In 2011, the United States government lost over $60 million through the minting of pennies. One-cent pieces now cost the government 2.41 cents, each, to produce. When the American cent was introduced in 1793, a typical annual salary for a teacher may have been about $60, so a cent would represent 0.016 percent of this person’s salary. That may seem insignificant at first, but a cent today represents 0.000025 percent of a teacher’s salary of $40,000 today.
In 1793, you might have expected a loaf of bread to cost about 4 cents. Today, a loaf of bread from my supermarket’s bakery is being sold for $2.69. The cent played a much more significant role in life when it was introduced in this country alongside the other coins and currency.
A few years ago, the Federal Reserve Bank of Chicago proposed an odd solution to the problem caused by the rising costs of producing the cent. The Chicago Fed suggested revaluing the cent to be worth five cents, like the nickel. Canada has offered what is probably the best solution for this particular dilemma: halting production of one-cent pieces entirely.
This fall, Canada will no longer produce the cent. Retailers will need to adjust prices for cash transactions, rounding to the nearest five cents. Electronic transactions will continue to be processed in one-cent increments, so no rounding will be necessary for debit or credit card transactions in Canada. All cents in Canada will eventually be pulled from circulation.

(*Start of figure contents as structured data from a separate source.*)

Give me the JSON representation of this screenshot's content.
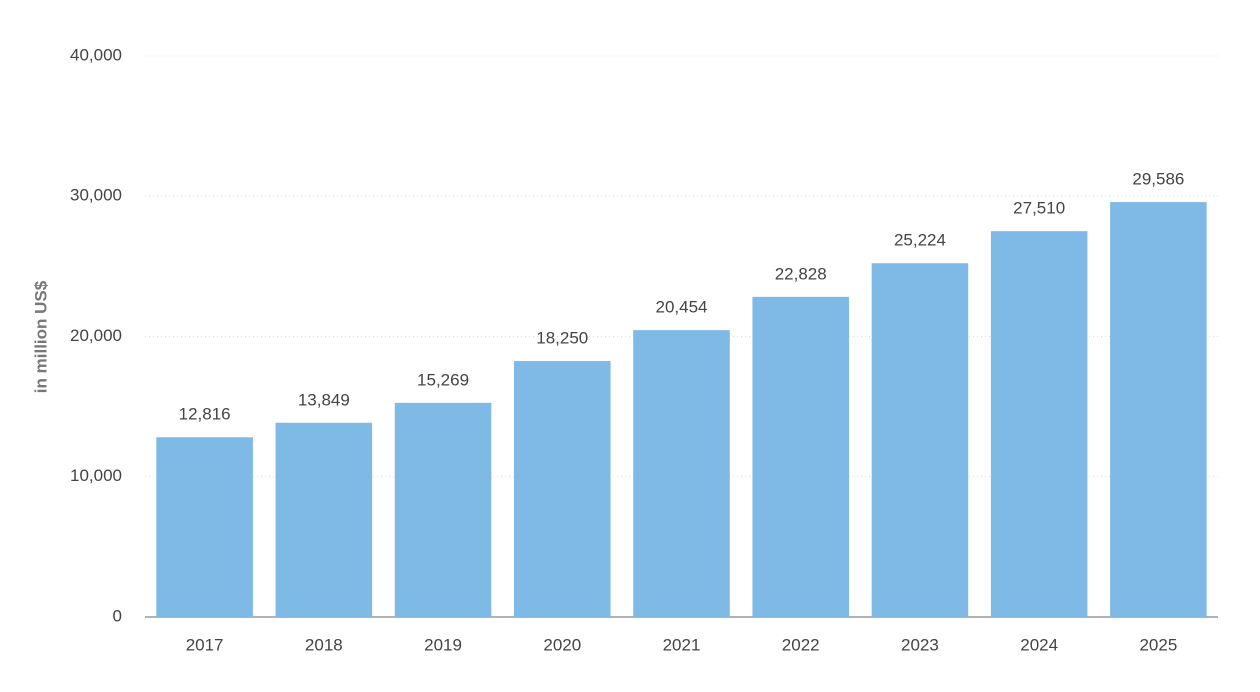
{
  "chart_data": {
    "type": "bar",
    "y_axis_label": "in million US$",
    "categories": [
      "2017",
      "2018",
      "2019",
      "2020",
      "2021",
      "2022",
      "2023",
      "2024",
      "2025"
    ],
    "values": [
      12816,
      13849,
      15269,
      18250,
      20454,
      22828,
      25224,
      27510,
      29586
    ],
    "value_labels": [
      "12,816",
      "13,849",
      "15,269",
      "18,250",
      "20,454",
      "22,828",
      "25,224",
      "27,510",
      "29,586"
    ],
    "color": "#7fbae7",
    "ylim": [
      0,
      40000
    ],
    "yticks": [
      0,
      {
        "value": 10000,
        "label": "10,000"
      },
      {
        "value": 20000,
        "label": "20,000"
      },
      {
        "value": 30000,
        "label": "30,000"
      },
      {
        "value": 40000,
        "label": "40,000"
      }
    ],
    "grid": true
  }
}
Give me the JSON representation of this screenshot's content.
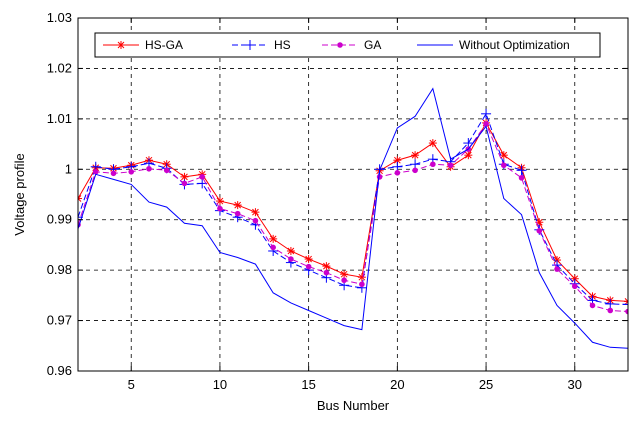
{
  "chart_data": {
    "type": "line",
    "title": "",
    "xlabel": "Bus Number",
    "ylabel": "Voltage profile",
    "xlim": [
      2,
      33
    ],
    "ylim": [
      0.96,
      1.03
    ],
    "xticks": [
      5,
      10,
      15,
      20,
      25,
      30
    ],
    "yticks": [
      0.96,
      0.97,
      0.98,
      0.99,
      1.0,
      1.01,
      1.02,
      1.03
    ],
    "ytick_labels": [
      "0.96",
      "0.97",
      "0.98",
      "0.99",
      "1",
      "1.01",
      "1.02",
      "1.03"
    ],
    "grid": true,
    "grid_style": "dashed",
    "legend_placement": "top",
    "x": [
      2,
      3,
      4,
      5,
      6,
      7,
      8,
      9,
      10,
      11,
      12,
      13,
      14,
      15,
      16,
      17,
      18,
      19,
      20,
      21,
      22,
      23,
      24,
      25,
      26,
      27,
      28,
      29,
      30,
      31,
      32,
      33
    ],
    "series": [
      {
        "name": "HS-GA",
        "color": "#ff0000",
        "marker": "star",
        "dash": "solid",
        "values": [
          0.9942,
          1.0003,
          1.0002,
          1.0008,
          1.0018,
          1.001,
          0.9985,
          0.999,
          0.9937,
          0.9929,
          0.9915,
          0.9862,
          0.9838,
          0.9822,
          0.9808,
          0.9792,
          0.9786,
          0.9997,
          1.0018,
          1.0028,
          1.0052,
          1.0005,
          1.0028,
          1.0092,
          1.0028,
          1.0003,
          0.9895,
          0.982,
          0.9783,
          0.9748,
          0.974,
          0.9738
        ]
      },
      {
        "name": "HS",
        "color": "#0000ff",
        "marker": "plus",
        "dash": "dashed",
        "values": [
          0.9905,
          1.0005,
          1.0,
          1.0005,
          1.0012,
          1.0002,
          0.997,
          0.9972,
          0.9918,
          0.9905,
          0.989,
          0.9838,
          0.9815,
          0.98,
          0.9785,
          0.977,
          0.9765,
          1.0,
          1.0005,
          1.001,
          1.002,
          1.0015,
          1.0052,
          1.011,
          1.001,
          0.9998,
          0.988,
          0.981,
          0.9773,
          0.974,
          0.9733,
          0.9732
        ]
      },
      {
        "name": "GA",
        "color": "#cc00cc",
        "marker": "dot",
        "dash": "dashed",
        "values": [
          0.989,
          0.9995,
          0.9992,
          0.9995,
          1.0001,
          0.9998,
          0.9972,
          0.9985,
          0.9922,
          0.9912,
          0.9898,
          0.9845,
          0.9822,
          0.9807,
          0.9795,
          0.978,
          0.9772,
          0.9985,
          0.9993,
          0.9998,
          1.001,
          1.0008,
          1.004,
          1.009,
          1.0008,
          0.9983,
          0.9878,
          0.9802,
          0.9768,
          0.973,
          0.972,
          0.9718
        ]
      },
      {
        "name": "Without Optimization",
        "color": "#0000ff",
        "marker": "none",
        "dash": "solid",
        "values": [
          0.9882,
          0.999,
          0.998,
          0.997,
          0.9935,
          0.9925,
          0.9893,
          0.9888,
          0.9835,
          0.9825,
          0.9812,
          0.9755,
          0.9735,
          0.972,
          0.9705,
          0.969,
          0.9682,
          0.9998,
          1.0082,
          1.0105,
          1.016,
          1.002,
          1.004,
          1.0085,
          0.9942,
          0.991,
          0.9795,
          0.973,
          0.9695,
          0.9657,
          0.9647,
          0.9645
        ]
      }
    ]
  }
}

One concern is that the lack of cash prices in one-cent increments and the necessity of rounding will cause prices to increase overall, but Canada’s Ministry of Finance points to other countries that have eliminated the cent and have not experienced rising prices.
This is clearly the path the United States should take. The cent is a nuisance, and is expensive for the government (and public) to produce, and should be eliminated. A price difference of one cent is meaningless in today’s economy.